Strategi Pembelajaran Group to Group

Pada strategi pembelajaran Group to Group (Pertukaran) ini, tugas yang berbeda diberikan kepada kelompok peserta didik yang berbeda. Masing-masing kelompok “mengajar” apa yang telah dipelajari untuk sisa kelas.
Prosedur penerapan strategi Group to Group sebagai berikut:
  1. Pilihlah topik yang mencakup perbadaan ide, kejadian, posisi, keonsep, dan pendekatan, untuk ditugaskan. Topik haruslah sesuatu yang mengembangkan sebuah pertukaran pandangan atau informasi (kebalikan teknik debat). Berikut beberapa contoh:
  1. Dua pertempuran terkenal selama Perang Saudara
  2. Ide dua orang penulis atau lebih
  3. Tahapan perkembangan anak
  4. Cara-cara berbeda untuk pengembangan nutrisi
  5. Perbedaan sistem pengoperasian komputer.
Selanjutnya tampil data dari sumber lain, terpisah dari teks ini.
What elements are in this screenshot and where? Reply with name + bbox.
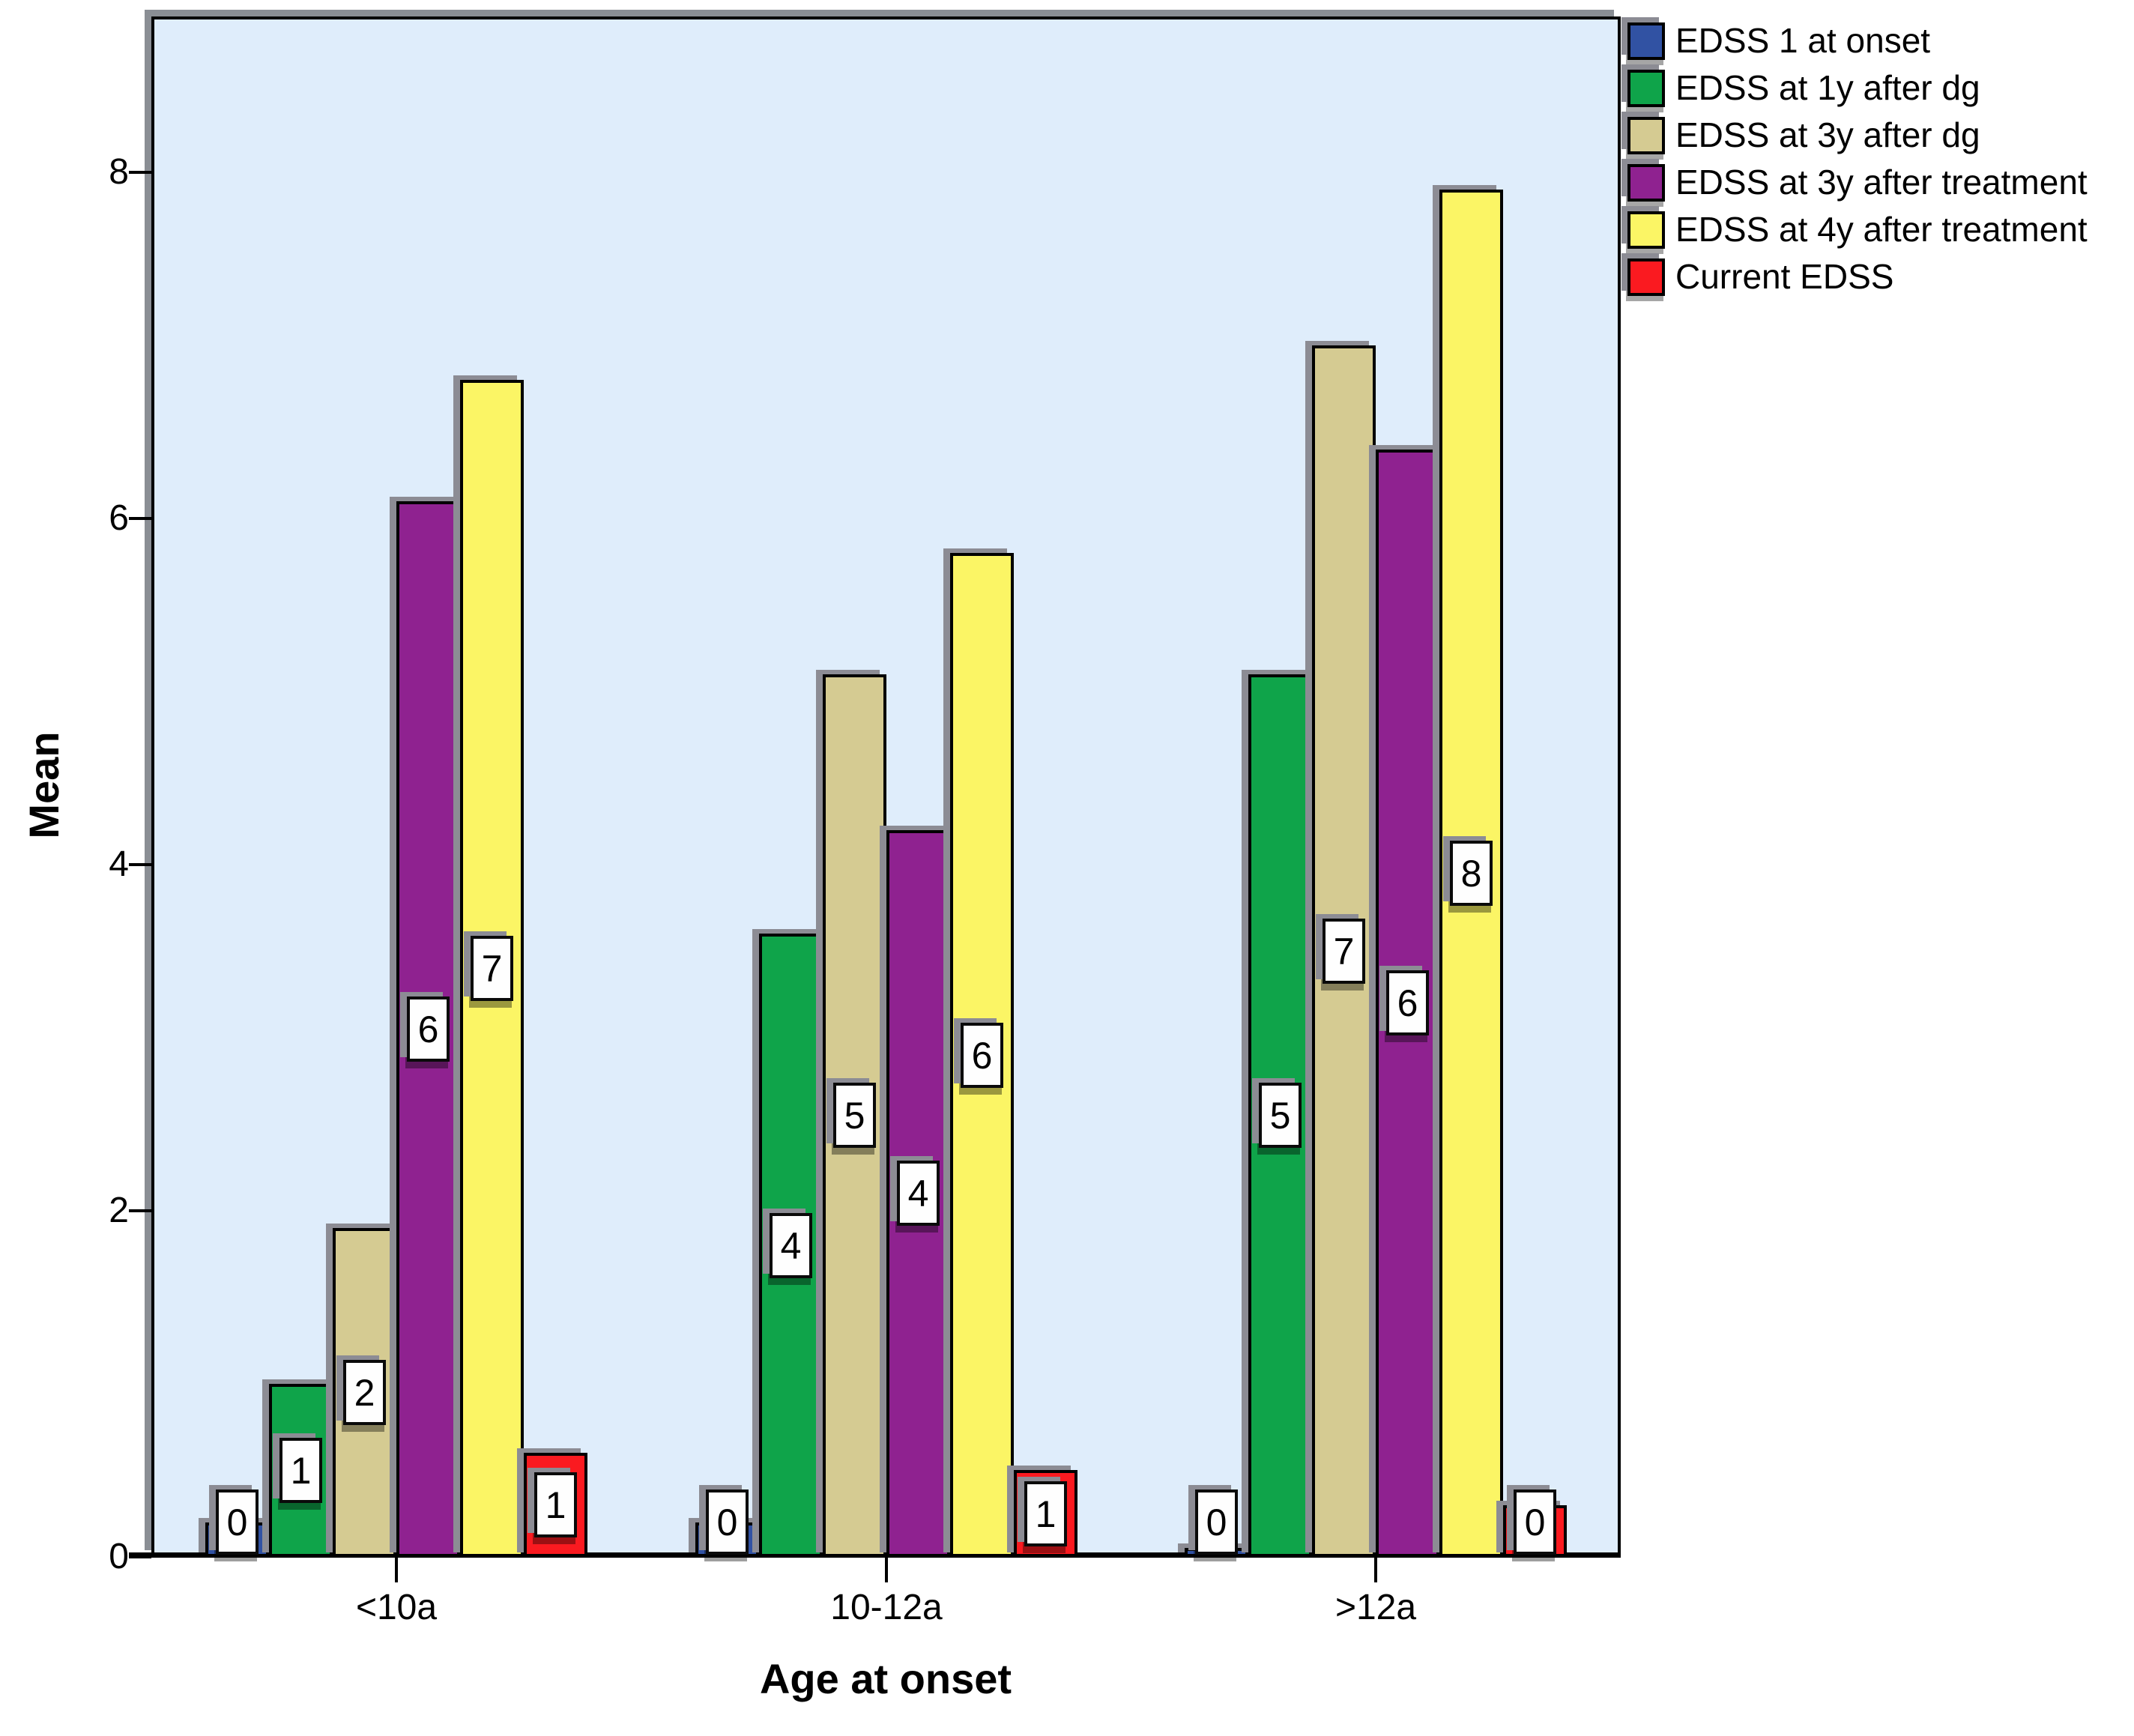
legend-label-6: Current EDSS [1675, 257, 1894, 296]
y-tick-mark [129, 171, 151, 174]
y-tick-mark [129, 1209, 151, 1212]
bar-value-label: 1 [1024, 1481, 1067, 1546]
bar-value-label: 0 [706, 1489, 749, 1555]
legend-swatch-1 [1627, 22, 1665, 60]
legend-label-5: EDSS at 4y after treatment [1675, 210, 2088, 249]
x-tick-label: <10a [355, 1588, 438, 1627]
bar-value-label: 7 [1323, 919, 1365, 984]
legend-swatch-5 [1627, 211, 1665, 249]
bar-value-label: 1 [534, 1472, 577, 1537]
bar-value-label: 6 [407, 996, 450, 1062]
y-tick-mark [129, 517, 151, 520]
bar-value-label: 7 [471, 936, 513, 1001]
x-tick-label: 10-12a [830, 1588, 943, 1627]
bar-value-label: 0 [1514, 1489, 1556, 1555]
bar-value-label: 4 [897, 1161, 940, 1226]
bar-value-label: 6 [961, 1023, 1003, 1088]
bar-value-label: 5 [1259, 1083, 1302, 1148]
legend-swatch-4 [1627, 164, 1665, 202]
legend-label-2: EDSS at 1y after dg [1675, 68, 1980, 107]
legend-swatch-2 [1627, 70, 1665, 107]
x-axis-title: Age at onset [759, 1655, 1012, 1702]
legend-swatch-6 [1627, 258, 1665, 296]
y-tick-label: 0 [109, 1537, 129, 1576]
y-tick-label: 8 [109, 152, 129, 192]
x-tick-label: >12a [1334, 1588, 1417, 1627]
bar-value-label: 0 [216, 1489, 259, 1555]
bar-value-label: 5 [833, 1083, 876, 1148]
y-tick-mark [129, 1555, 151, 1558]
x-tick-mark [885, 1557, 888, 1582]
y-tick-mark [129, 863, 151, 866]
x-tick-mark [1374, 1557, 1377, 1582]
bar-value-label: 8 [1450, 841, 1493, 906]
y-tick-label: 2 [109, 1191, 129, 1230]
legend-label-4: EDSS at 3y after treatment [1675, 163, 2088, 202]
bar-value-label: 2 [343, 1360, 386, 1425]
bar-value-label: 4 [770, 1213, 812, 1278]
y-tick-label: 4 [109, 844, 129, 884]
bar-value-label: 6 [1386, 970, 1429, 1035]
bar-value-label: 0 [1195, 1489, 1238, 1555]
bar-value-label: 1 [279, 1438, 322, 1503]
legend-label-1: EDSS 1 at onset [1675, 21, 1931, 60]
legend-swatch-3 [1627, 117, 1665, 154]
legend-label-3: EDSS at 3y after dg [1675, 115, 1980, 154]
y-tick-label: 6 [109, 498, 129, 538]
x-tick-mark [395, 1557, 398, 1582]
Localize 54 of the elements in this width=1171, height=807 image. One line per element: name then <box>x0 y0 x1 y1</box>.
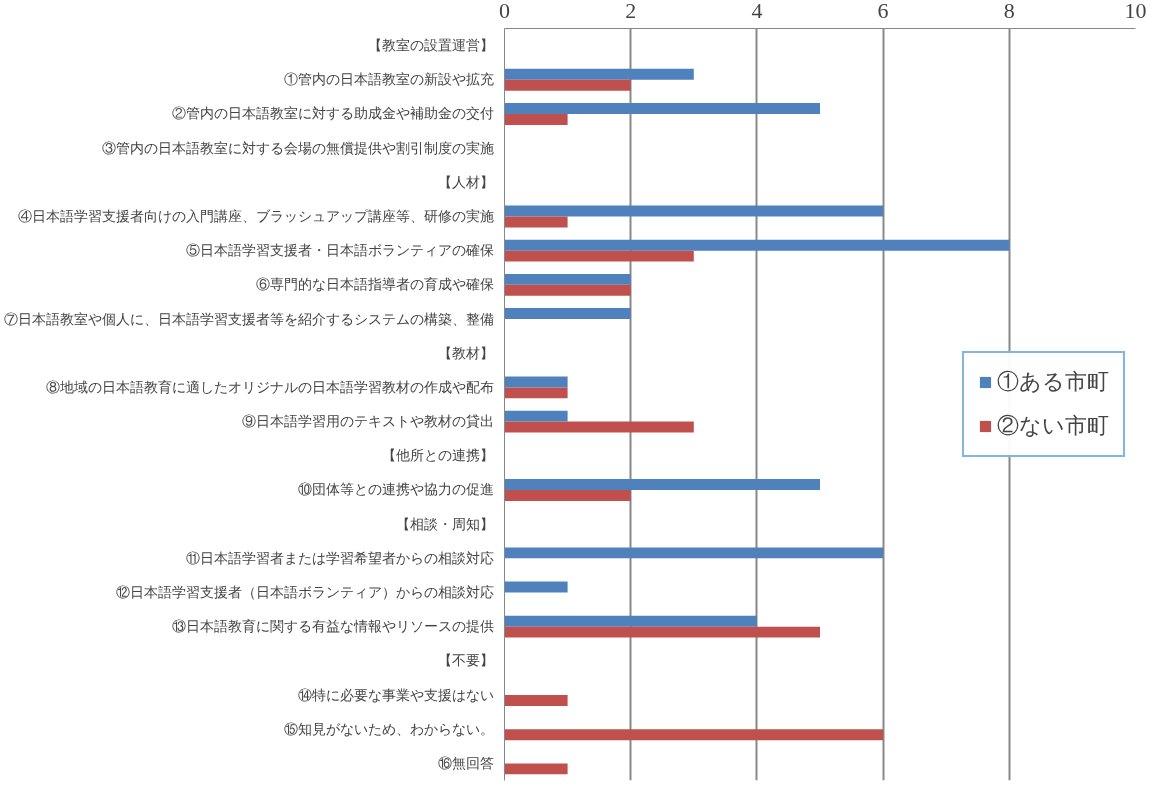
bar <box>504 205 884 217</box>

  1. Bagilah kelas ke dalam kelompok sesuai jumlah tugas. Dua sampai empat kelompok cocok untuk aktivitas ini. Berikan cukup waktu untuk memersiapkan penyajian topik yang telah mereka kerjakan. Contoh: kelompok 1 membahas sebuah buku karya James Balwin, dan kelompok 2 membahas karya Tony Morrisson.
  1. Ketika fase persiapan selesai, mintalah kelompok memilih seorang juru bicara. Undanglah setiap juru bicara menyampaikan kepada kelompok lain.
  1. Setelah presentasi singkat, doronglah peserta didik bertanya pada presenter atau tawarkan pandangan mereka sendiri. Biarkan anggota juru bicara kelompok merespon.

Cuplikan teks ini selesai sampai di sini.